White-Jacket was prelude to Moby-Dick, published the following year. The novel has a documentary and autobiographical feel rooted in Melville’s experience at sea. The material is generally unformed and the tone is an uneasy mixture of earnestness and farce. The novel’s descriptions of flogging (prelude to Billy Budd) have been credited with influencing Congress to outlaw the practice on American ships later in 1850. Chapter 23 is written in a broadly farcical manner. Witness this interpolated playbill, designed by “Lemsford, the gun-deck poet”:

CAPE HORN THEATRE.

*   *   *   *   *   *   *   *

Grand Celebration of the Fourth of July.

DAY PERFORMANCE.

UNCOMMON ATTRACTION.

THE OLD WAGON PAID OFF!

JACK CHASE.  .  .  . PERCY ROYAL-MAST.

STARS OF THE FIRST MAGNITUDE.

For this time only.

THE TRUE YANKEE SAILOR.

The managers of the Cape Horn Theatre beg leave to inform the inhabitants of the Pacific and Southern Oceans that, on the afternoon of the Fourth of July, 184--, they will have the honour to present the admired drama of

THE OLD WAGON PAID OFF! 

The shipboard production, though unfueled by alcohol, is a rousing success.
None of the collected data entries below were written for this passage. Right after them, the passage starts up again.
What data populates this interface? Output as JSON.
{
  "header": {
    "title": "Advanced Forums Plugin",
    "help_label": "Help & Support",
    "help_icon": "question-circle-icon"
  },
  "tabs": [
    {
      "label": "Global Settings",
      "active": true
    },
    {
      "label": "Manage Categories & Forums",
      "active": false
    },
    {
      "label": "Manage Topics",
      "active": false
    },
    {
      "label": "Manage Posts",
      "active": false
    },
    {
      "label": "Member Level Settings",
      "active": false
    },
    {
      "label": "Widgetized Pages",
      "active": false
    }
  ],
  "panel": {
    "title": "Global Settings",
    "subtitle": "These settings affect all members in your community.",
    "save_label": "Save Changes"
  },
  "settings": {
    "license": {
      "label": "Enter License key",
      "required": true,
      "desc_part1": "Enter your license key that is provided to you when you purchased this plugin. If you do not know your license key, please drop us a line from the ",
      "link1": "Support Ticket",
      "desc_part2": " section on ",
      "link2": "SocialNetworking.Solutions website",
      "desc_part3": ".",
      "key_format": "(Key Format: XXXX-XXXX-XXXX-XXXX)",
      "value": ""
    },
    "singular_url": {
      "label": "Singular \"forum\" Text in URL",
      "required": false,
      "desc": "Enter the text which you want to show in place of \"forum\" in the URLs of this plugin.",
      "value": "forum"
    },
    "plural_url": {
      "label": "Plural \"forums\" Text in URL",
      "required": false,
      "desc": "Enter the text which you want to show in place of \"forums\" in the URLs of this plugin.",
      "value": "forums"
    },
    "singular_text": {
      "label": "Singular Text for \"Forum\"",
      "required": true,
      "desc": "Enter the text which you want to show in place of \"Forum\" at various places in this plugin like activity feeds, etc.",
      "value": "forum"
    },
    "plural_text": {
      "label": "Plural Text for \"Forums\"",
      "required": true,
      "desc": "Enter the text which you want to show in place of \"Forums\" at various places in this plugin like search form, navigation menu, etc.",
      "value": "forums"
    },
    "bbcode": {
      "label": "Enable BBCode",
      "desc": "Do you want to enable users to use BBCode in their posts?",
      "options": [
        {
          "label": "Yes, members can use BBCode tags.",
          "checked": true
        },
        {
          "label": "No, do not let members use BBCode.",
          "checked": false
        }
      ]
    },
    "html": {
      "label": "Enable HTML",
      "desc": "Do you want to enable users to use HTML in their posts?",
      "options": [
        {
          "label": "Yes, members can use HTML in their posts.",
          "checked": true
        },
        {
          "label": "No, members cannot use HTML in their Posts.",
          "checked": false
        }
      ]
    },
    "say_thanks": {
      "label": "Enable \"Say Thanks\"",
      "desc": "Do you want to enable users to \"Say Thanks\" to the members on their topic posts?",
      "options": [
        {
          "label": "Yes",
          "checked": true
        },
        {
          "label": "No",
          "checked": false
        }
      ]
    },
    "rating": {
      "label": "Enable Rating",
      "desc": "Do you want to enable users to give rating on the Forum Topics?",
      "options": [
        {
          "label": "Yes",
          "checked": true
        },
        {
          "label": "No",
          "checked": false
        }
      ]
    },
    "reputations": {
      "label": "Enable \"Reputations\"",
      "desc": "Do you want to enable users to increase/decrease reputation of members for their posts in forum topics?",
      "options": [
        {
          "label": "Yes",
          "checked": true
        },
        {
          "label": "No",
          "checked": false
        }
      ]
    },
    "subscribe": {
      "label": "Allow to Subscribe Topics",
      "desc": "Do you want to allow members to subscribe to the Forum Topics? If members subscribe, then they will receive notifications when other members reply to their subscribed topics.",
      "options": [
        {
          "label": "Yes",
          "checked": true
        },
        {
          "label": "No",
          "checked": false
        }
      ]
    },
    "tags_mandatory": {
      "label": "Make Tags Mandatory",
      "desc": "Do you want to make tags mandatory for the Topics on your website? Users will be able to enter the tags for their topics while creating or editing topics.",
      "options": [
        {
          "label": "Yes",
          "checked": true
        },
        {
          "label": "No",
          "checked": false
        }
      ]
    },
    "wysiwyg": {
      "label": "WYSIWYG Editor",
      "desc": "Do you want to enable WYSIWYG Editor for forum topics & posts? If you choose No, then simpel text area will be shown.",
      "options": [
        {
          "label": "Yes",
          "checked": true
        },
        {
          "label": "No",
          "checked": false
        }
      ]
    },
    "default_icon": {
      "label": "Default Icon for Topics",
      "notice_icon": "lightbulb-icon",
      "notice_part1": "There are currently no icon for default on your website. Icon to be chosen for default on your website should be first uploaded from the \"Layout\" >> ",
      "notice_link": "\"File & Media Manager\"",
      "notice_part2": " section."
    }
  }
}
Officers and men fraternize. Discipline relaxes. The holiday theatrical, though absurd, reminds the narrator of Independence Day: 

“And here White-jacket must moralize a bit. The unwonted spectacle of the row of gun-room officers mingling with `the people’ in applauding a mere seaman like Jack Chase, filled me at the time with the most pleasurable emotions. It is a sweet thing, thought I, to see these officers confess a human brotherhood with us, after all; a sweet thing to mark their cordial appreciation of the manly merits of my matchless Jack. Ah! they are noble fellows all round, and I do not know but I have wronged them sometimes in my thoughts.” 

In 1850, the year of White-Jacket, Melville met Hawthorne, born on the Fourth of July in 1804, and moved into Arrowhead, the house in Pittsfield, Mass., where he lived for thirteen years and wrote most of Moby-Dick.  Every Fourth of July for almost a decade I attended the holiday parade in Pittsfield, first held in 1824. This year, I see, Melville and one of his creations earn a float of their own.

1 comment:

Gary in Africa's Horn said...

What an appropriate entry today! Excellent, distinctive contribution probably not to be found anywhere else.